Rob, From Kid to Pro Wrestler

Rob was born in Battle Creek Michigan, December 18th, 1970, a month early (according to his mom). He was the youngest of three, and always found a way to be in the spotlight. His friends and he loved to get together and show off. He loved the diving board. Watching home movies of his childhood, there’s no mystery the diving board was his inspiration for all his areal assaults. With all his outrageous stunts, his parents worried. He was and always will be extreme.

Rob, the Boy Genius.

Rob was a smart kid. Teachers thought he was academically gifted, but as he matured, he said of academics, “It was too rigid and demanded I conform. It was everything I’m not. I never really learned how to master that.” (CNN’s WWE Icons: “Rob Van Dam). He wasn’t into sports in school (except he did join track, but only to goof off, doing flips on the pole vault mat).

“I don’t want to watch that.”

Rob said of his teen years, “I remember my friends used to watch professional wrestling (WWF), and I [would] laugh at the names—Brutus Beefcake and Big John Stud. They tried to convince me it was cool. I remember they dragged me to watch it, and I did.” He would never forget that first match. The Iron Sheik attacked Corporal Kirchner, and from that moment he was hooked. “I wanted to be a pro wrestler. I knew that was where I was going to be someday, but my mom was like, ‘You’ll never be like that. There’s no way.’” 

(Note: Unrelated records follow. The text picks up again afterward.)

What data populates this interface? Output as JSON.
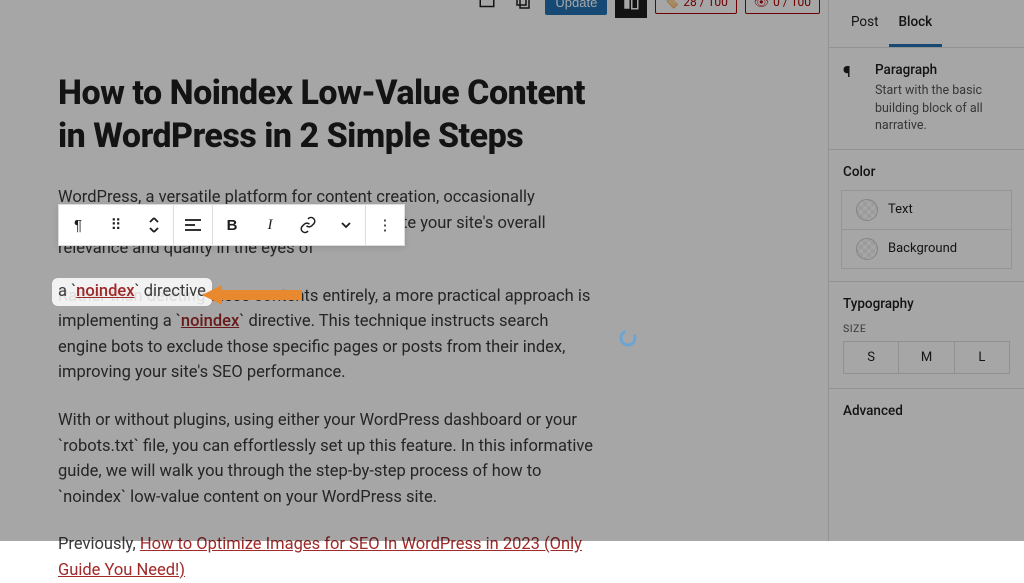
{
  "topbar": {
    "update_label": "Update",
    "seo1": "28 / 100",
    "seo2": "0 / 100"
  },
  "content": {
    "title": "How to Noindex Low-Value Content in WordPress in 2 Simple Steps",
    "p1": "WordPress, a versatile platform for content creation, occasionally accumulates low-value content, which may dilute your site's overall relevance and quality in the eyes of",
    "p2a": "Rather than deleting these contents entirely, a more practical approach is implementing a `",
    "p2_noindex": "noindex",
    "p2b": "` directive. This technique instructs search engine bots to exclude those specific pages or posts from their index, improving your site's SEO performance.",
    "p3": "With or without plugins, using either your WordPress dashboard or your `robots.txt` file, you can effortlessly set up this feature. In this informative guide, we will walk you through the step-by-step process of how to `noindex` low-value content on your WordPress site.",
    "p4_prefix": "Previously, ",
    "p4_link": "How to Optimize Images for SEO In WordPress in 2023 (Only Guide You Need!)"
  },
  "highlight": {
    "prefix": "a `",
    "noindex": "noindex",
    "suffix": "` directive."
  },
  "sidebar": {
    "tabs": {
      "post": "Post",
      "block": "Block"
    },
    "block": {
      "name": "Paragraph",
      "desc": "Start with the basic building block of all narrative."
    },
    "color": {
      "title": "Color",
      "text": "Text",
      "background": "Background"
    },
    "typography": {
      "title": "Typography",
      "size_label": "SIZE",
      "sizes": [
        "S",
        "M",
        "L"
      ]
    },
    "advanced": "Advanced"
  }
}
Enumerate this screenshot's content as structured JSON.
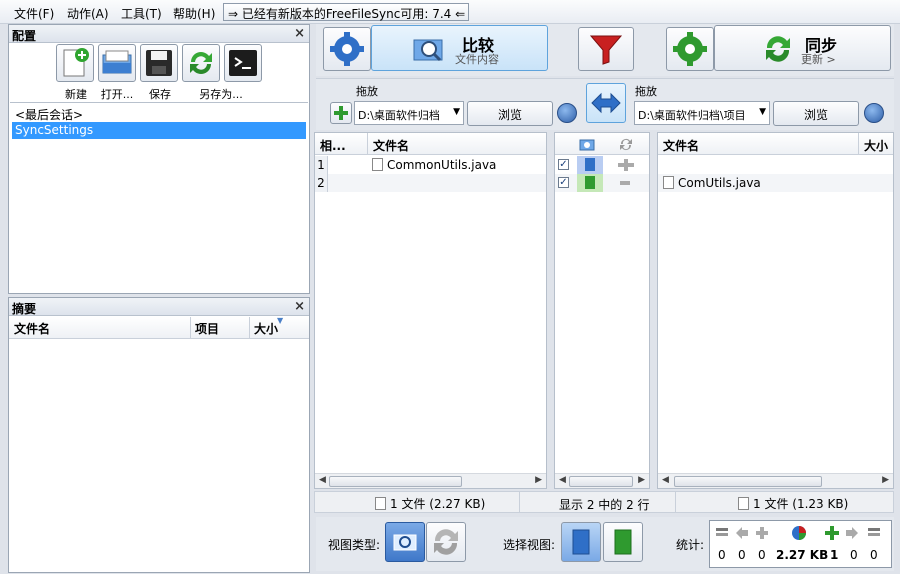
{
  "menu": {
    "file": "文件(F)",
    "actions": "动作(A)",
    "tools": "工具(T)",
    "help": "帮助(H)",
    "update_notice": "⇒ 已经有新版本的FreeFileSync可用: 7.4 ⇐"
  },
  "config_panel": {
    "title": "配置",
    "close": "×",
    "buttons": {
      "new": "新建",
      "open": "打开...",
      "save": "保存",
      "save_as": "另存为..."
    },
    "sessions": [
      "<最后会话>",
      "SyncSettings"
    ],
    "selected_session_index": 1
  },
  "summary_panel": {
    "title": "摘要",
    "close": "×",
    "columns": {
      "filename": "文件名",
      "item": "项目",
      "size": "大小"
    }
  },
  "toolbar": {
    "compare_title": "比较",
    "compare_sub": "文件内容",
    "sync_title": "同步",
    "sync_sub": "更新 >"
  },
  "left_folder": {
    "label": "拖放",
    "path": "D:\\桌面软件归档",
    "browse": "浏览"
  },
  "right_folder": {
    "label": "拖放",
    "path": "D:\\桌面软件归档\\项目",
    "browse": "浏览"
  },
  "grid": {
    "left_columns": {
      "relative": "相...",
      "filename": "文件名"
    },
    "right_columns": {
      "filename": "文件名",
      "size": "大小"
    },
    "rows": [
      {
        "num": "1",
        "left_name": "CommonUtils.java",
        "right_name": "",
        "checked": "✓"
      },
      {
        "num": "2",
        "left_name": "",
        "right_name": "ComUtils.java",
        "checked": "✓"
      }
    ]
  },
  "status": {
    "left": "1 文件 (2.27 KB)",
    "middle": "显示 2 中的 2 行",
    "right": "1 文件 (1.23 KB)"
  },
  "bottom": {
    "view_type_label": "视图类型:",
    "select_view_label": "选择视图:",
    "stats_label": "统计:",
    "stats": [
      "0",
      "0",
      "0",
      "2.27 KB",
      "1",
      "0",
      "0"
    ]
  },
  "colors": {
    "selection": "#3399ff",
    "accent_blue": "#2f6fc7",
    "accent_green": "#2f9a2f",
    "filter_red": "#c82020"
  }
}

Rob’s First Wrestling Bucks

He watched live matches at the Kellogg center. During a live event June 28, 1997, Million Dollar Man was doing a promo and asked for a volunteer to come down to the ring. His slogan or catch phrase was, “Everyone has their price.” Million Dollar Man pointed at Rob’s friend Dango, but Rob jumped up and got in the ring. He said, “I was a terrible negotiator that day. I could have walked away with five hundred dollars or more, but I was so [star struck] to be in the ring, I wasn’t thinking straight. I kissed his feet for $100.” Years before RVD was created, he made his first wrestling money.

High School for Rob

By the time he was a junior in High school, Rob knew for sure he wanted to be a professional wrestler. He focused on getting fit. He did stretches and lifted weights, whatever he could to get closer to his goal. “Every morning and night I would go to town on the weights.” He even joined the High School wrestling team but didn’t stick with it because again, he could not conform. He knew what he wanted and wasn’t going to let anyone tell him otherwise. He said of wrestling, “I weighed 165 lbs., and the coach told me to lose 30 pounds. I thought he was crazy. {he wanted me to lose weight when] I wanted to be 235lbs, and I was still growing. I wanted to reach my full potential and not stunt my growth.” That was that. 

Kickboxing First

After High School wrestling didn’t work out, he and his buddy were always on the lookout for a way to wrestle. One day, they spotted this guy in Battle Creek who had a ring in his backyard. They went and knocked on his door and told him, “We’re going to be professional wrestlers, but we needed a ring to train in.” Kit Lykins, the man who owned the ring, this man, happened to be the heavyweight World Champion in the Karate world council as well as a promoter. Kit looked at these two kids and said, “I’ll make a deal with you. If you do karate, I’ll let you guys’ practice in my ring.” Rob didn’t even blink before his hand was out. “Deal,” he said.  So, the next day they showed up and they never left.

Extreme Rob Unleashed

Kit took Rob and his buddy to a fight club where Rob fought a grown man. The man landed a few shots, but Rob wailed on him and won in literally less than a few minutes. One after another, Rob knocked them out. His opponents’ experience didn’t matter. He was a monster, and in a way, Rob paid his dues kickboxing. He was nearly primed and ready for the WWE. All the seeds for RVD were planted, growing and ready to sprout, all but one—HEMP. Back then, CBD & THC were nowhere near his radar. But without it, Rob would not and could not be the RVD we all know and love!